One important thing to get over to students about these kinds of data is that they are meaningless in the absence of a theory. There currently exist no reasonable operational techniques or inductive procedures for extracting anything from linguistic data which can lead to insight or understanding in our focus area. However, given a framework of assumptions of some kind (a theory), distributional patterns in the data may constitute evidence for the (in)correctness of these assumptions. Only under an analysis driven by a theory, does the data impact on our understanding of language. Because of this, there is no well defined notion of ‘proof’ in empirically driven linguistics, a concept which students often find difficult to grasp.

Students need to appreciate that theory is not simply a summary of the data (a common misconception); rather it is a specification of mechanisms (loosely construed) which give rise to the observed effects. Nor is analysis merely a summary of the data: an analysis is an attempt to discover how well the mechanisms of the theory uncover meaningful patterns in the data.

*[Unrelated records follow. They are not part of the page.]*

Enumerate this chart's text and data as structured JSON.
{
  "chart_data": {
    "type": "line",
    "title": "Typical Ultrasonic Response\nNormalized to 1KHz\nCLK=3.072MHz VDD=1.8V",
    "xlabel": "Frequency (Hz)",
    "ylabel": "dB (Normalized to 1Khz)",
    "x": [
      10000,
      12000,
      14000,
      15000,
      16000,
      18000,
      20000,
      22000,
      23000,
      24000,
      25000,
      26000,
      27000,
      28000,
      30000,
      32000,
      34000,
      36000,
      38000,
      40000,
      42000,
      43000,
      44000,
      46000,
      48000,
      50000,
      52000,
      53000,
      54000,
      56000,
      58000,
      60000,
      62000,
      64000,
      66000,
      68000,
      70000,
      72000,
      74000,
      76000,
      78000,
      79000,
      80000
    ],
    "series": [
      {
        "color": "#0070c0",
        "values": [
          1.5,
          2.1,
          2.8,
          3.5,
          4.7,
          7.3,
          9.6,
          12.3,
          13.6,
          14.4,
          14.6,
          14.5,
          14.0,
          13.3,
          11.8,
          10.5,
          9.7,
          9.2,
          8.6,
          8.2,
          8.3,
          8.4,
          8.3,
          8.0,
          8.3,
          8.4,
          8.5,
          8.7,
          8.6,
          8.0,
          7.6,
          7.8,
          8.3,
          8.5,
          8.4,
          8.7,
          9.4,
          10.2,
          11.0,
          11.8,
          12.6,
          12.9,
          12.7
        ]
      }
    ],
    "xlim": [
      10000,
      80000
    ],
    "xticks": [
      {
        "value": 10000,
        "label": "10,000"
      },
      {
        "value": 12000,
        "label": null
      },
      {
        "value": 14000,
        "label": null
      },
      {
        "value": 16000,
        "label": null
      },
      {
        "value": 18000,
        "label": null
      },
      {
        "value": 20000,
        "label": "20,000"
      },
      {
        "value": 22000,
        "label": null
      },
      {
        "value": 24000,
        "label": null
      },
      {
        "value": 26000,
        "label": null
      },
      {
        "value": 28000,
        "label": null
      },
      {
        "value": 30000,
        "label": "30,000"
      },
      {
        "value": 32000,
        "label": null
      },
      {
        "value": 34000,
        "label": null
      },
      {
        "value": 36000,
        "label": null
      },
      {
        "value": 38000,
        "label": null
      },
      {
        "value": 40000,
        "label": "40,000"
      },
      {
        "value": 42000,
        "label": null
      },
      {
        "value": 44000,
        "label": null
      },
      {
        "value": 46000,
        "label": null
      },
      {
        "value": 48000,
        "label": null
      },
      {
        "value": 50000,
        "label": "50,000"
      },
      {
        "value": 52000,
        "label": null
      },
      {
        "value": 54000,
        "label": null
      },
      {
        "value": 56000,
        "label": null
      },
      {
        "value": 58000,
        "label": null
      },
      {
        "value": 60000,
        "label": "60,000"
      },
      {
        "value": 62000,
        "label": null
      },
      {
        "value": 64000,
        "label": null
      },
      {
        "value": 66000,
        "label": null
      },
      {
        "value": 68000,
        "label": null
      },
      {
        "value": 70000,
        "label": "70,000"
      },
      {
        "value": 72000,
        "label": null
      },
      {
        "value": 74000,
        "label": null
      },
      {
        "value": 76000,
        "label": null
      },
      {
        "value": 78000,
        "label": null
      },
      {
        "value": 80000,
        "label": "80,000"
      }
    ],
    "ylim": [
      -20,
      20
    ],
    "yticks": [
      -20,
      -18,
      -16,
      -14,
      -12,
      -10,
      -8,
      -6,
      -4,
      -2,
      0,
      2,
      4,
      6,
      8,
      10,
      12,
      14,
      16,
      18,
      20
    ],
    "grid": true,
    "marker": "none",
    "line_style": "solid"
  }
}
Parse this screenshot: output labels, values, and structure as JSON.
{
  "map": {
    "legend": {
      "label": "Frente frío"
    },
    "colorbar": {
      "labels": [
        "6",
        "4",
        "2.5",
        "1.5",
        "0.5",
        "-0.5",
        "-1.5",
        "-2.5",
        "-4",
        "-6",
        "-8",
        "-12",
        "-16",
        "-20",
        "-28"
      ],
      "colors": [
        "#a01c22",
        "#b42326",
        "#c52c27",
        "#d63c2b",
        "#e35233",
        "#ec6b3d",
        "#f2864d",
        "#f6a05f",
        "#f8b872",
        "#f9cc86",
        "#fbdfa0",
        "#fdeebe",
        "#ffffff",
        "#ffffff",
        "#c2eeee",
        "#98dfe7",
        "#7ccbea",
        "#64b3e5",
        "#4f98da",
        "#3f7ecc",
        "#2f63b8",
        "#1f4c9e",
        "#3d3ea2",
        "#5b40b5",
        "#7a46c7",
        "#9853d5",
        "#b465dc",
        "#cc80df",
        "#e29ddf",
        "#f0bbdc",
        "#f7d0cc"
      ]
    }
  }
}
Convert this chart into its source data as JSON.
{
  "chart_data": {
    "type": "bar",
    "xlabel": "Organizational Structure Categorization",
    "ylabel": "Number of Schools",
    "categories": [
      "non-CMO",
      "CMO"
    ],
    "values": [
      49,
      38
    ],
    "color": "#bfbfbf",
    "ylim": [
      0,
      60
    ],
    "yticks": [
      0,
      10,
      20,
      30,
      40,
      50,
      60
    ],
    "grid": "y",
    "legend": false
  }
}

There are, then, three separate aspects of the process whereby we can achieve insight in core linguistics: the development of theory; the construction of analyses; the collection of data. Some of the data of core linguistics is actually generated by the theory, in that experimental and intuition-based data are collected to test theory, and the collection techniques are designed with this aim in mind. Even corpus data undergoes basic analysis when it is tagged for (possibly computational) search, and this analysis is, to some extent, driven by theoretical concerns, or by methodological principles deriving from such concerns. Theory development, then, is essential because there is no route to understanding except through theory.

Because of these properties of theories, it is important also to emphasize that the database for a theory cannot be delimited prior to the definition of that theory. One cannot treat data as evidence for or against a theory simply by claiming that the data is inside or outside its antecedently defined domain; rather there must be clear argument as to the causal link between the data and the theory, and clear decisions about whether such data can be safely ignored given the state of current understanding. These are extremely difficult and subtle questions, which are as difficult in practice for experienced linguists as they are for students to understand. However, such questions are extremely important, since they emphasize the tentative nature of scientific knowledge in general.

Finally, an important object of study is the theory itself. As well as its explanatory potential in accounting for observed and (as yet) unobserved facts, a theory has other properties that can be independently investigated: are its basic assumptions mutually consistent; does the theory contain assumptions which overlap in their effects, essentially contributing to redundancy; does it conform to other metrics of simplicity (number of primitives, etc.)?